We all know it. Your appointment was a panic move. But, Boying, here's the thing. We think you're going to do the right thing. A man with nothing left to prove, who's seen the edge and came back, is the one guy indifferent to consequence and, thus, can't be bought. You can't corrupt a man who's already met his Maker and said, "Not yet, I've got crooks to chase."
When your blood comes from your child, you think generationally: a man now biologically indebted to the future and his conscience instead of the past.
You could do what everyone else does. Smile, wave, sign, stall the cases, keep the dynasties dancing. What's the point?
All the corrupt losers out there? They think sickness, age, time will finish you off before your conscience hits. Wrong! You're still standing, and they're scared. They hate it.
"He's running out of time." Wrong! You're just getting started. You have no next election, next ambition, maybe not even a next breath, that's scary. Legacy is what you do when no one expects you to last.
When you start counting sunsets, you no longer trade for favors. They forget a "dying" man's clean name is worth more than a living man's alliance.
And if they ever say you're too finished, remember the "dying" man always gets the last word.
You get the kind of clarity when you hear the clock ticking. You see who loves you, who uses you, who's already raring to see you go. It's strange in the way it drowns out the President's voice, the party's demands, the whispers of dynasties.
Marcos, Duterte, Aquino, whoever's next; they think power is forever because they've never been hooked to a drip.
But history isn’t a mansion. You know that's a hospital. People check in and out. You've been there, saw your blood in a plastic bag. You know what lasts. Kindness, truth, a little humor when the pain hits.
If you leave this world with one thing, let it be this: That when power called, you answered with decency. That when history came asking for another accomplice, you said no.
May your remaining time be long to set something right, so that when the next Filipino stands where you stood, they won't need to ask who even tried.

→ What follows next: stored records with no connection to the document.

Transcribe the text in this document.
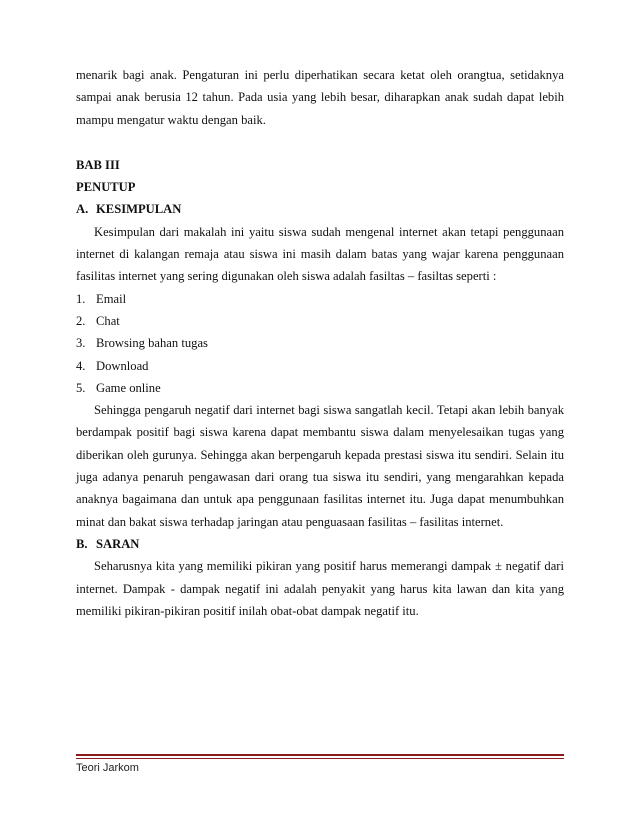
menarik bagi anak. Pengaturan ini perlu diperhatikan secara ketat oleh orangtua, setidaknya sampai anak berusia 12 tahun. Pada usia yang lebih besar, diharapkan anak sudah dapat lebih mampu mengatur waktu dengan baik.

BAB III

PENUTUP

A. KESIMPULAN

Kesimpulan dari makalah ini yaitu siswa sudah mengenal internet akan tetapi penggunaan internet di kalangan remaja atau siswa ini masih dalam batas yang wajar karena penggunaan fasilitas internet yang sering digunakan oleh siswa adalah fasiltas – fasiltas seperti :

1. Email
2. Chat
3. Browsing bahan tugas
4. Download
5. Game online

Sehingga pengaruh negatif dari internet bagi siswa sangatlah kecil. Tetapi akan lebih banyak berdampak positif bagi siswa karena dapat membantu siswa dalam menyelesaikan tugas yang diberikan oleh gurunya. Sehingga akan berpengaruh kepada prestasi siswa itu sendiri. Selain itu juga adanya penaruh pengawasan dari orang tua siswa itu sendiri, yang mengarahkan kepada anaknya bagaimana dan untuk apa penggunaan fasilitas internet itu. Juga dapat menumbuhkan minat dan bakat siswa terhadap jaringan atau penguasaan fasilitas – fasilitas internet.

B. SARAN

Seharusnya kita yang memiliki pikiran yang positif harus memerangi dampak ± negatif dari internet. Dampak - dampak negatif ini adalah penyakit yang harus kita lawan dan kita yang memiliki pikiran-pikiran positif inilah obat-obat dampak negatif itu.

Teori Jarkom
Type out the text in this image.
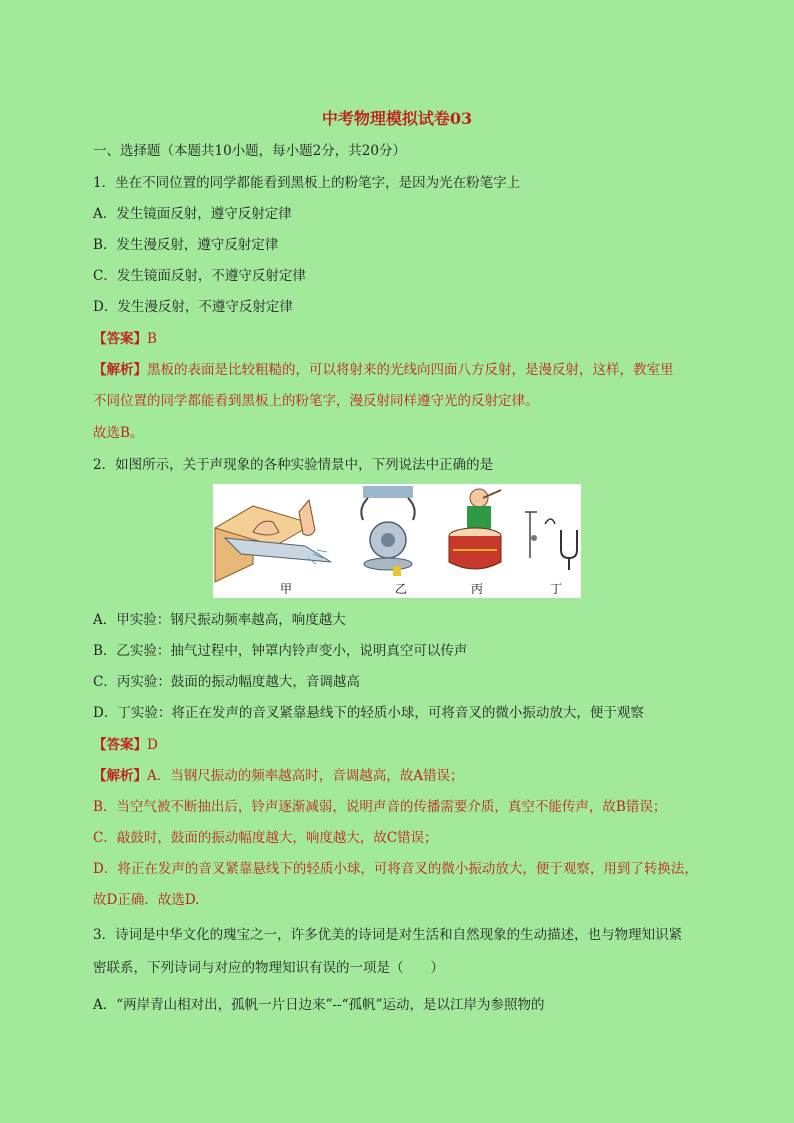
中考物理模拟试卷03
一、选择题（本题共10小题，每小题2分，共20分）
1．坐在不同位置的同学都能看到黑板上的粉笔字，是因为光在粉笔字上
A．发生镜面反射，遵守反射定律
B．发生漫反射，遵守反射定律
C．发生镜面反射，不遵守反射定律
D．发生漫反射，不遵守反射定律
【答案】B
【解析】黑板的表面是比较粗糙的，可以将射来的光线向四面八方反射，是漫反射，这样，教室里
不同位置的同学都能看到黑板上的粉笔字，漫反射同样遵守光的反射定律。
故选B。
2．如图所示，关于声现象的各种实验情景中，下列说法中正确的是
甲	乙	丙	丁
A．甲实验：钢尺振动频率越高，响度越大
B．乙实验：抽气过程中，钟罩内铃声变小，说明真空可以传声
C．丙实验：鼓面的振动幅度越大，音调越高
D．丁实验：将正在发声的音叉紧靠悬线下的轻质小球，可将音叉的微小振动放大，便于观察
【答案】D
【解析】A．当钢尺振动的频率越高时，音调越高，故A错误；
B．当空气被不断抽出后，铃声逐渐减弱，说明声音的传播需要介质，真空不能传声，故B错误；
C．敲鼓时，鼓面的振动幅度越大，响度越大，故C错误；
D．将正在发声的音叉紧靠悬线下的轻质小球，可将音叉的微小振动放大，便于观察，用到了转换法，
故D正确．故选D.
3．诗词是中华文化的瑰宝之一，许多优美的诗词是对生活和自然现象的生动描述，也与物理知识紧
密联系，下列诗词与对应的物理知识有误的一项是（　　）
A．“两岸青山相对出，孤帆一片日边来”--“孤帆”运动，是以江岸为参照物的
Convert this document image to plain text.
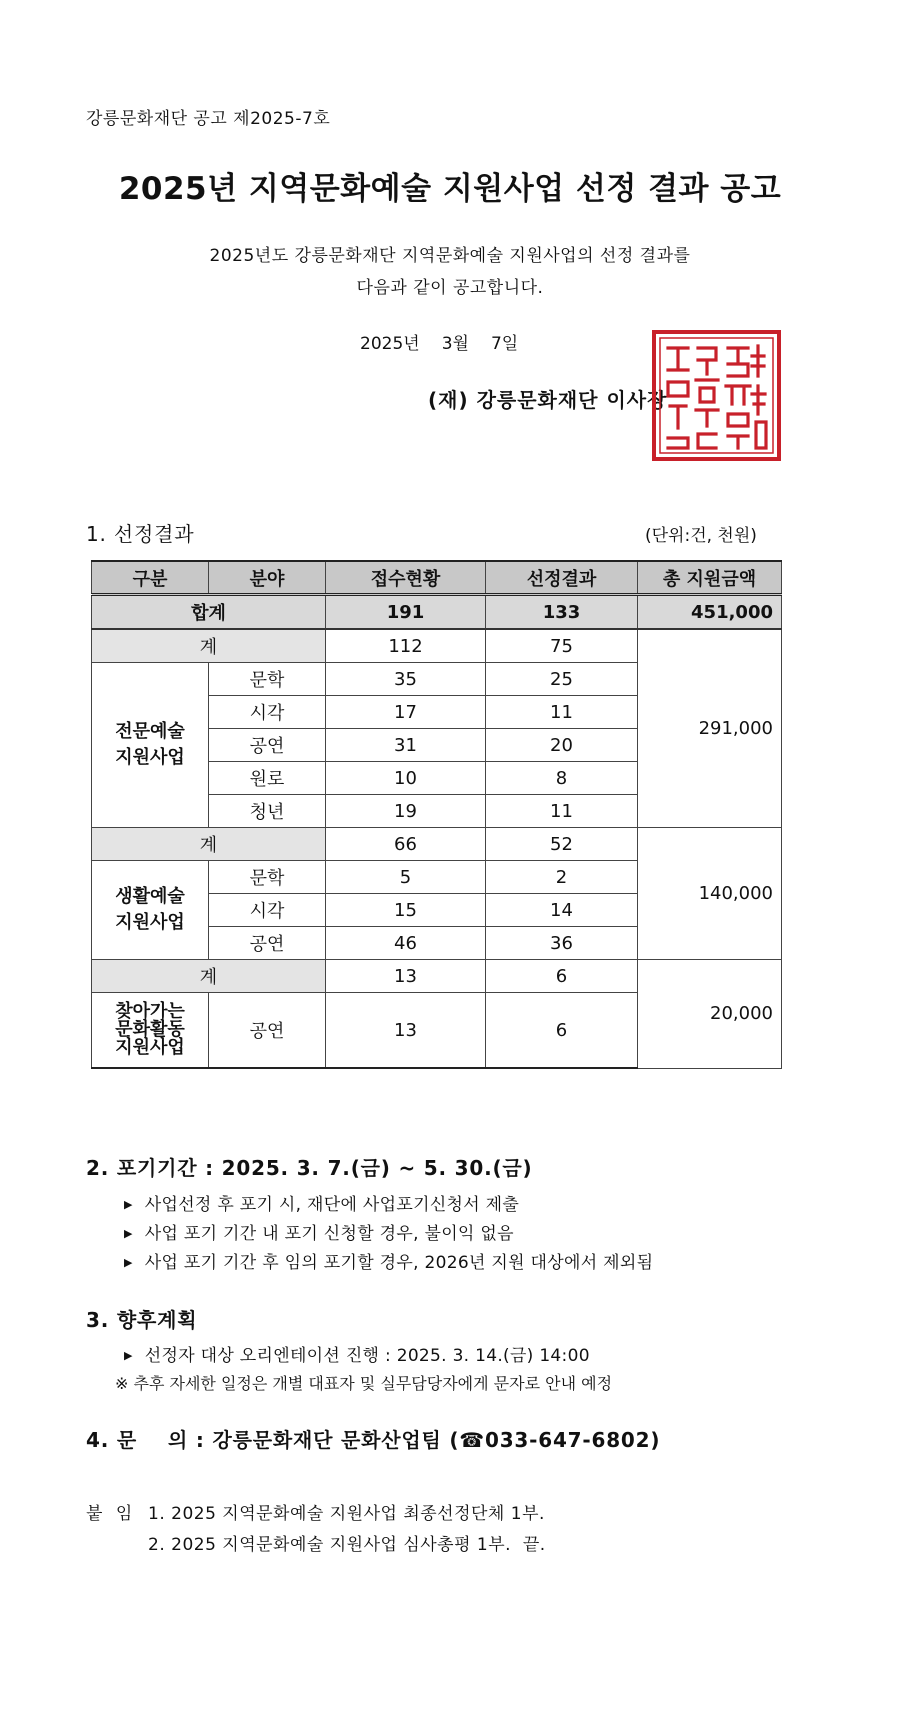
강릉문화재단 공고 제2025-7호
2025년 지역문화예술 지원사업 선정 결과 공고
2025년도 강릉문화재단 지역문화예술 지원사업의 선정 결과를
다음과 같이 공고합니다.
2025년 3월 7일
(재) 강릉문화재단 이사장
1. 선정결과	(단위:건, 천원)
구분	분야	접수현황	선정결과	총 지원금액
합계		191	133	451,000
계		112	75	291,000
전문예술
지원사업	문학	35	25	
	시각	17	11	
	공연	31	20	
	원로	10	8	
	청년	19	11	
계		66	52	140,000
생활예술
지원사업	문학	5	2	
	시각	15	14	
	공연	46	36	
계		13	6	20,000
찾아가는
문화활동
지원사업	공연	13	6	
2. 포기기간 : 2025. 3. 7.(금) ~ 5. 30.(금)
▶ 사업선정 후 포기 시, 재단에 사업포기신청서 제출
▶ 사업 포기 기간 내 포기 신청할 경우, 불이익 없음
▶ 사업 포기 기간 후 임의 포기할 경우, 2026년 지원 대상에서 제외됨
3. 향후계획
▶ 선정자 대상 오리엔테이션 진행 : 2025. 3. 14.(금) 14:00
※ 추후 자세한 일정은 개별 대표자 및 실무담당자에게 문자로 안내 예정
4. 문    의 : 강릉문화재단 문화산업팀 (☎033-647-6802)
붙 임 1. 2025 지역문화예술 지원사업 최종선정단체 1부.
2. 2025 지역문화예술 지원사업 심사총평 1부.  끝.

Maybe that's why they gave you the dirtiest broom in the country. One last assignment before it calls you home. You're not trying to impress the President. It's the guy upstairs. Much tougher crowd. Make the justice system honest for a week, and you're already in heaven.
Two lives, Boying. The second one is for meaning. Don't spend your new blood defending the old. Because you're already living proof that miracles happen. Now make one for the country, too.